Digital humanities and the Bible is an arm of biblical studies that uses computing and linked data technologies to create tools, portals, electronic indices, digital textual editions, and digital publications for biblical research and pedagogy. The intersection of biblical studies and computing technology has transformed how scholars teach and study the Bible, its world and characters, and its interpretative history. Digital Bible scholars and theologians engage digital tools and applications in their research, teaching, and publishing. They also analyze how digital methods, databases, and visualization affect the dissemination of knowledge of the Bible. This article presents projects that elucidate how scholars can use digital tools to probe the questions of biblical studies and train scholars in the skills for studying the Bible. It includes introductory material for students and scholars new to the digital humanities. The digital scholarship addressed here is meant to help scholars recognize the size of different biblical textual corpora in the various languages of the ancient world. Collaborators in the digital humanities work across disciplinary boundaries.
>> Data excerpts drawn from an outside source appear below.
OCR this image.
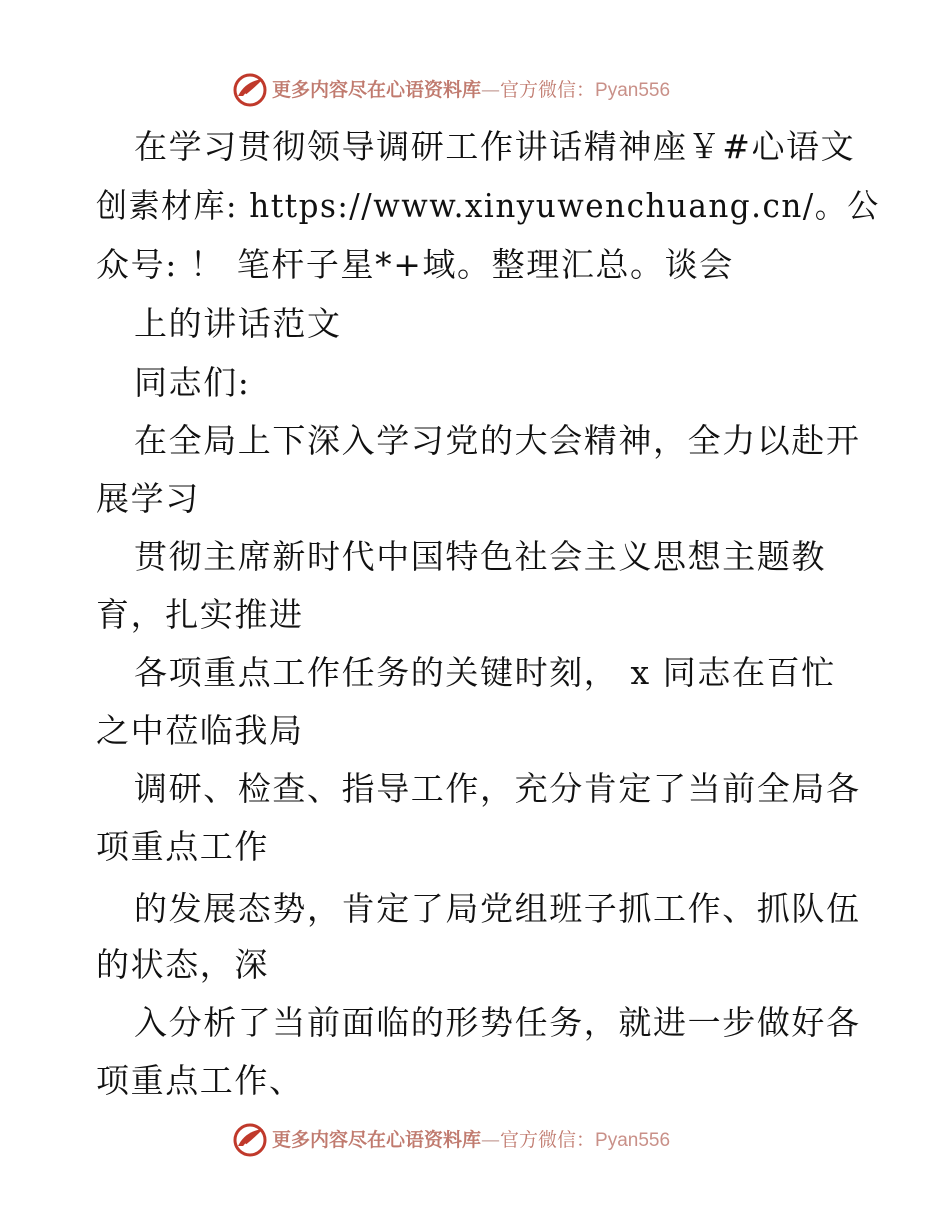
更多内容尽在心语资料库—官方微信：Pyan556
在学习贯彻领导调研工作讲话精神座￥#心语文
创素材库: https://www.xinyuwenchuang.cn/。公
众号: ！ 笔杆子星*+域。整理汇总。谈会
上的讲话范文
同志们:
在全局上下深入学习党的大会精神，全力以赴开
展学习
贯彻主席新时代中国特色社会主义思想主题教
育，扎实推进
各项重点工作任务的关键时刻， x 同志在百忙
之中莅临我局
调研、检查、指导工作，充分肯定了当前全局各
项重点工作
的发展态势，肯定了局党组班子抓工作、抓队伍
的状态，深
入分析了当前面临的形势任务，就进一步做好各
项重点工作、
更多内容尽在心语资料库—官方微信：Pyan556
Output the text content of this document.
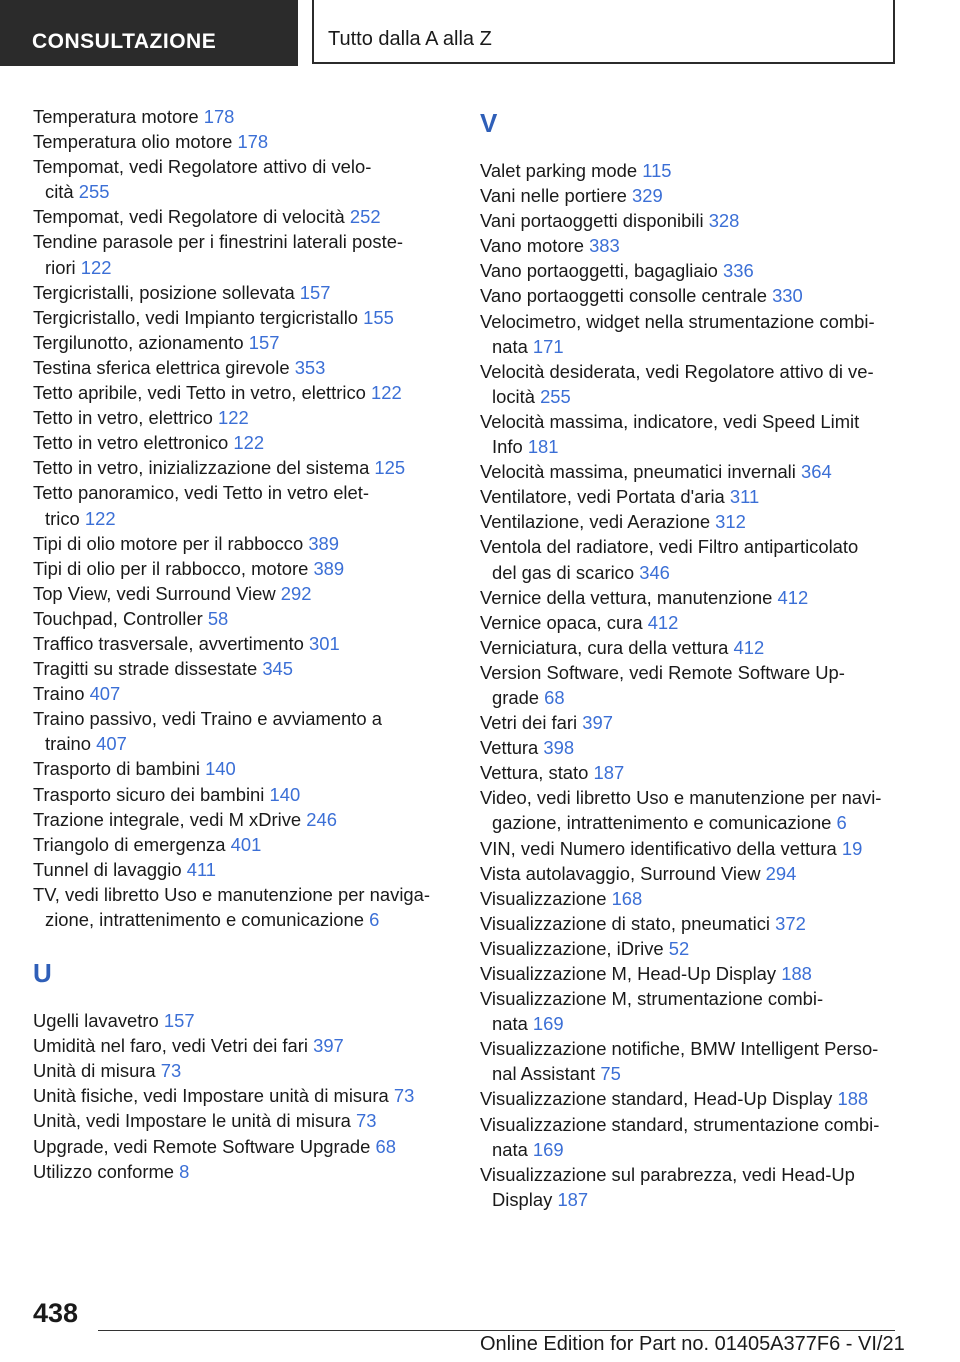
CONSULTAZIONE	Tutto dalla A alla Z
Temperatura motore 178
Temperatura olio motore 178
Tempomat, vedi Regolatore attivo di velo-
cità 255
Tempomat, vedi Regolatore di velocità 252
Tendine parasole per i finestrini laterali poste-
riori 122
Tergicristalli, posizione sollevata 157
Tergicristallo, vedi Impianto tergicristallo 155
Tergilunotto, azionamento 157
Testina sferica elettrica girevole 353
Tetto apribile, vedi Tetto in vetro, elettrico 122
Tetto in vetro, elettrico 122
Tetto in vetro elettronico 122
Tetto in vetro, inizializzazione del sistema 125
Tetto panoramico, vedi Tetto in vetro elet-
trico 122
Tipi di olio motore per il rabbocco 389
Tipi di olio per il rabbocco, motore 389
Top View, vedi Surround View 292
Touchpad, Controller 58
Traffico trasversale, avvertimento 301
Tragitti su strade dissestate 345
Traino 407
Traino passivo, vedi Traino e avviamento a
traino 407
Trasporto di bambini 140
Trasporto sicuro dei bambini 140
Trazione integrale, vedi M xDrive 246
Triangolo di emergenza 401
Tunnel di lavaggio 411
TV, vedi libretto Uso e manutenzione per naviga-
zione, intrattenimento e comunicazione 6
U
Ugelli lavavetro 157
Umidità nel faro, vedi Vetri dei fari 397
Unità di misura 73
Unità fisiche, vedi Impostare unità di misura 73
Unità, vedi Impostare le unità di misura 73
Upgrade, vedi Remote Software Upgrade 68
Utilizzo conforme 8
V
Valet parking mode 115
Vani nelle portiere 329
Vani portaoggetti disponibili 328
Vano motore 383
Vano portaoggetti, bagagliaio 336
Vano portaoggetti consolle centrale 330
Velocimetro, widget nella strumentazione combi-
nata 171
Velocità desiderata, vedi Regolatore attivo di ve-
locità 255
Velocità massima, indicatore, vedi Speed Limit
Info 181
Velocità massima, pneumatici invernali 364
Ventilatore, vedi Portata d'aria 311
Ventilazione, vedi Aerazione 312
Ventola del radiatore, vedi Filtro antiparticolato
del gas di scarico 346
Vernice della vettura, manutenzione 412
Vernice opaca, cura 412
Verniciatura, cura della vettura 412
Version Software, vedi Remote Software Up-
grade 68
Vetri dei fari 397
Vettura 398
Vettura, stato 187
Video, vedi libretto Uso e manutenzione per navi-
gazione, intrattenimento e comunicazione 6
VIN, vedi Numero identificativo della vettura 19
Vista autolavaggio, Surround View 294
Visualizzazione 168
Visualizzazione di stato, pneumatici 372
Visualizzazione, iDrive 52
Visualizzazione M, Head-Up Display 188
Visualizzazione M, strumentazione combi-
nata 169
Visualizzazione notifiche, BMW Intelligent Perso-
nal Assistant 75
Visualizzazione standard, Head-Up Display 188
Visualizzazione standard, strumentazione combi-
nata 169
Visualizzazione sul parabrezza, vedi Head-Up
Display 187
438
Online Edition for Part no. 01405A377F6 - VI/21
Biblical studies, too, which brings together theologians, philologists, historians, archaeologists, paleographers, and anthropologists, therefore, works well with the interdisciplinary nature of the digital humanities. Digital bible scholars work with librarian collections, archives, memory institutions, and the preservation of cultural heritage as this pertains to their field and the knowledge economy of the Bible: its textual history, its people and places, and its transmission.